Today, each of the women is strong. Reyes has been cancer-free for five years, and Rosen cancer-free for eight years. Scott is still undergoing maintenance chemotherapy, but her cancer has been stable since September 2019.
While they may have physical scars and lasting effects from their treatments, it’s the emotional scars that can be the most difficult to deal with. “Every time I have a tummy ache, I think ‘Oh my God do I have cancer again?’” Reyes says. “But it’s just a tummy ache.”
Despite the fear and uncertainty and knowing how their bodies betrayed them, they go forth, fighting the fight, advocating for others and generating awareness. They volunteer for a variety of organizations including Relay for Life, the Never Too Young Advisory Board with the Colorectal Cancer Alliance, Get Your Rear in Gear, the National Coalition for Cancer Survivorship, Fight Colorectal Cancer and the American Cancer Society Cancer Action Network.
They say they want to help others and spread awareness about preventable cancers to the communities people often forget. Their overarching message: No one is too young or too fit or too anything to get this disease.
“You don’t think in your 20s or 30s that colon cancer is on your radar, but we want people to learn from our stories,” Rosen tells SurvivorNet. “You are your own best advocate. If you think something isn’t right, talk to your doctor. If they’re not listening, find another doctor.”
“It’s okay to challenge your doctor,” Scott echoes.
They’ll never know how their lives would have been different had they been screened earlier, but they want to make sure that others find out as soon as possible.

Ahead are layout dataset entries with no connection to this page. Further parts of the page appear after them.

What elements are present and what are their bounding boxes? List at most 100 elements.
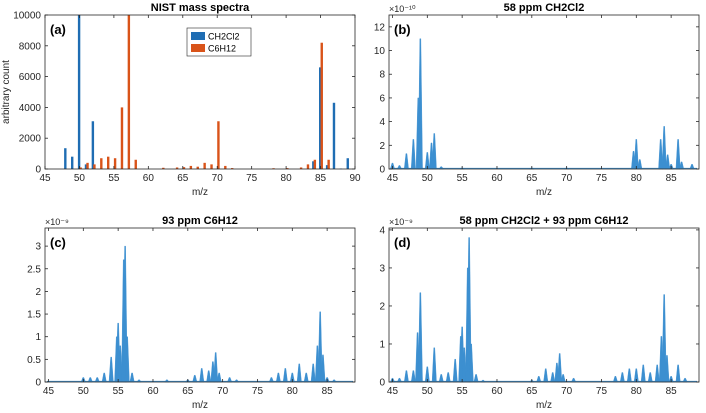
x-tick-label-b: 75 bbox=[596, 173, 608, 184]
x-tick-label-d: 65 bbox=[526, 386, 538, 397]
bar-c6h12-mz67 bbox=[196, 166, 199, 169]
legend-label-c6h12: C6H12 bbox=[208, 44, 236, 54]
bar-ch2cl2-mz52 bbox=[91, 121, 95, 169]
y-tick-label-a: 10000 bbox=[13, 11, 41, 22]
bar-c6h12-mz68 bbox=[203, 162, 206, 169]
bar-c6h12-mz56 bbox=[120, 107, 124, 169]
y-axis-exponent-b: ×10⁻¹⁰ bbox=[389, 4, 416, 14]
bar-c6h12-mz62 bbox=[162, 167, 165, 169]
bar-c6h12-mz86 bbox=[327, 159, 330, 169]
y-tick-label-d: 4 bbox=[379, 225, 385, 236]
x-tick-label-d: 75 bbox=[596, 386, 608, 397]
bar-ch2cl2-mz84 bbox=[312, 161, 315, 169]
y-tick-label-c: 1.5 bbox=[27, 310, 41, 321]
bar-ch2cl2-mz50 bbox=[77, 15, 81, 169]
bar-c6h12-mz83 bbox=[306, 164, 310, 169]
y-tick-label-b: 8 bbox=[379, 70, 385, 81]
panel-label-a: (a) bbox=[50, 22, 66, 37]
y-tick-label-b: 10 bbox=[374, 46, 386, 57]
y-tick-label-d: 0 bbox=[379, 378, 385, 389]
x-tick-label-a: 45 bbox=[39, 173, 51, 184]
y-tick-label-c: 0.5 bbox=[27, 355, 41, 366]
axes-frame-c bbox=[44, 227, 356, 383]
panel-title-a: NIST mass spectra bbox=[151, 2, 250, 14]
bar-c6h12-mz52 bbox=[93, 164, 96, 169]
bar-c6h12-mz64 bbox=[175, 167, 179, 169]
x-tick-label-b: 65 bbox=[526, 173, 538, 184]
bar-ch2cl2-mz85 bbox=[319, 67, 322, 169]
panel-label-d: (d) bbox=[394, 235, 411, 250]
bar-c6h12-mz82 bbox=[299, 167, 303, 169]
bar-c6h12-mz65 bbox=[182, 167, 186, 169]
bar-c6h12-mz58 bbox=[134, 159, 137, 169]
y-tick-label-a: 4000 bbox=[19, 103, 42, 114]
x-tick-label-c: 70 bbox=[217, 386, 229, 397]
bar-ch2cl2-mz89 bbox=[346, 158, 349, 169]
y-tick-label-c: 0 bbox=[35, 378, 41, 389]
panel-title-d: 58 ppm CH2Cl2 + 93 ppm C6H12 bbox=[459, 215, 628, 227]
legend-swatch-c6h12 bbox=[191, 44, 205, 52]
axes-frame-a bbox=[44, 14, 356, 170]
bar-c6h12-mz72 bbox=[231, 168, 234, 169]
bar-c6h12-mz69 bbox=[210, 164, 213, 169]
bar-c6h12-mz66 bbox=[189, 165, 193, 169]
x-tick-label-a: 65 bbox=[177, 173, 189, 184]
x-tick-label-d: 55 bbox=[457, 386, 469, 397]
bar-c6h12-mz51 bbox=[86, 162, 89, 169]
x-tick-label-d: 45 bbox=[387, 386, 399, 397]
x-tick-label-c: 75 bbox=[252, 386, 264, 397]
x-axis-label-a: m/z bbox=[192, 187, 208, 198]
y-tick-label-a: 0 bbox=[35, 165, 41, 176]
x-tick-label-c: 80 bbox=[287, 386, 299, 397]
panel-title-c: 93 ppm C6H12 bbox=[162, 215, 238, 227]
y-tick-label-a: 2000 bbox=[19, 134, 42, 145]
x-tick-label-c: 55 bbox=[113, 386, 125, 397]
y-tick-label-d: 2 bbox=[379, 301, 385, 312]
axes-frame-b bbox=[388, 14, 700, 170]
x-tick-label-c: 85 bbox=[322, 386, 334, 397]
x-tick-label-b: 70 bbox=[561, 173, 573, 184]
x-tick-label-a: 80 bbox=[281, 173, 293, 184]
y-tick-label-b: 6 bbox=[379, 93, 385, 104]
bar-c6h12-mz84 bbox=[313, 159, 317, 169]
y-tick-label-b: 2 bbox=[379, 141, 385, 152]
bar-c6h12-mz55 bbox=[113, 158, 117, 169]
x-tick-label-a: 85 bbox=[315, 173, 327, 184]
bar-c6h12-mz71 bbox=[224, 165, 227, 169]
y-tick-label-d: 3 bbox=[379, 263, 385, 274]
x-axis-label-d: m/z bbox=[536, 400, 552, 411]
x-tick-label-a: 90 bbox=[349, 173, 361, 184]
bar-ch2cl2-mz86 bbox=[325, 165, 329, 169]
bar-ch2cl2-mz49 bbox=[71, 156, 74, 169]
x-axis-label-c: m/z bbox=[192, 400, 208, 411]
y-tick-label-a: 8000 bbox=[19, 41, 42, 52]
legend-swatch-ch2cl2 bbox=[191, 32, 205, 40]
x-tick-label-b: 55 bbox=[457, 173, 469, 184]
x-tick-label-b: 85 bbox=[666, 173, 678, 184]
y-axis-label-a: arbitrary count bbox=[1, 60, 12, 124]
x-tick-label-b: 45 bbox=[387, 173, 399, 184]
bar-ch2cl2-mz87 bbox=[332, 102, 336, 169]
x-tick-label-d: 80 bbox=[631, 386, 643, 397]
x-tick-label-a: 55 bbox=[108, 173, 120, 184]
panel-title-b: 58 ppm CH2Cl2 bbox=[504, 2, 585, 14]
x-tick-label-d: 60 bbox=[491, 386, 503, 397]
bar-ch2cl2-mz48 bbox=[64, 148, 67, 169]
bar-ch2cl2-mz51 bbox=[84, 164, 88, 169]
y-tick-label-c: 2 bbox=[35, 287, 41, 298]
bar-c6h12-mz54 bbox=[107, 156, 110, 169]
bar-c6h12-mz50 bbox=[79, 167, 82, 169]
y-tick-label-b: 0 bbox=[379, 165, 385, 176]
bar-c6h12-mz85 bbox=[320, 42, 323, 169]
bar-c6h12-mz70 bbox=[217, 121, 220, 169]
x-tick-label-d: 85 bbox=[666, 386, 678, 397]
y-tick-label-c: 3 bbox=[35, 242, 41, 253]
y-axis-exponent-c: ×10⁻⁹ bbox=[45, 217, 69, 227]
legend-label-ch2cl2: CH2Cl2 bbox=[208, 32, 240, 42]
axes-frame-d bbox=[388, 227, 700, 383]
y-axis-exponent-d: ×10⁻⁹ bbox=[389, 217, 413, 227]
bar-c6h12-mz53 bbox=[100, 158, 103, 169]
x-tick-label-a: 75 bbox=[246, 173, 258, 184]
y-tick-label-c: 1 bbox=[35, 332, 41, 343]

“I wish the minute I felt like something was wrong that I had talked to my doctor and insisted on a colonoscopy,” Rosen says. “I can’t go back and say, ‘what if,” but had I listened to my gut and not gone on that trip, maybe it would have been different. If I had waited another month, I probably wouldn’t be alive.”
Risk & Symptoms: What Everyone Should Know
While symptoms of the disease vary between patients, and some people have none at all, there are some warning signs of colon cancer that people should know.
“One of the most common signs of colon cancer is a change in bowel habits,” Dr. Paul Oberstein, a medical oncologist and Assistant Director of the Pancreatic Cancer Center at NYU Langone’s Perlmutter Cancer Center, told SurvivorNet. “This ranges from constipation or diarrhea to changes in the size or shape of bowel movements. A change in stool color, particularly black or tarry stools, can indicate bleeding from a tumor that lies deep in the colon.”
He says other symptoms can be more elusive, but include abdominal pain and unintentional weight loss. Anemia may also be a symptom as some tumors bleed a little bit over a long period of time.
Also, while these women seemingly had few, if any of the common risk factors, doctors say there are some things that may make people more at risk for colon cancer, such as having an inherited genetic mutation, not exercising often, eating a diet high in red meat, consuming alcohol, using tobacco and being overweight.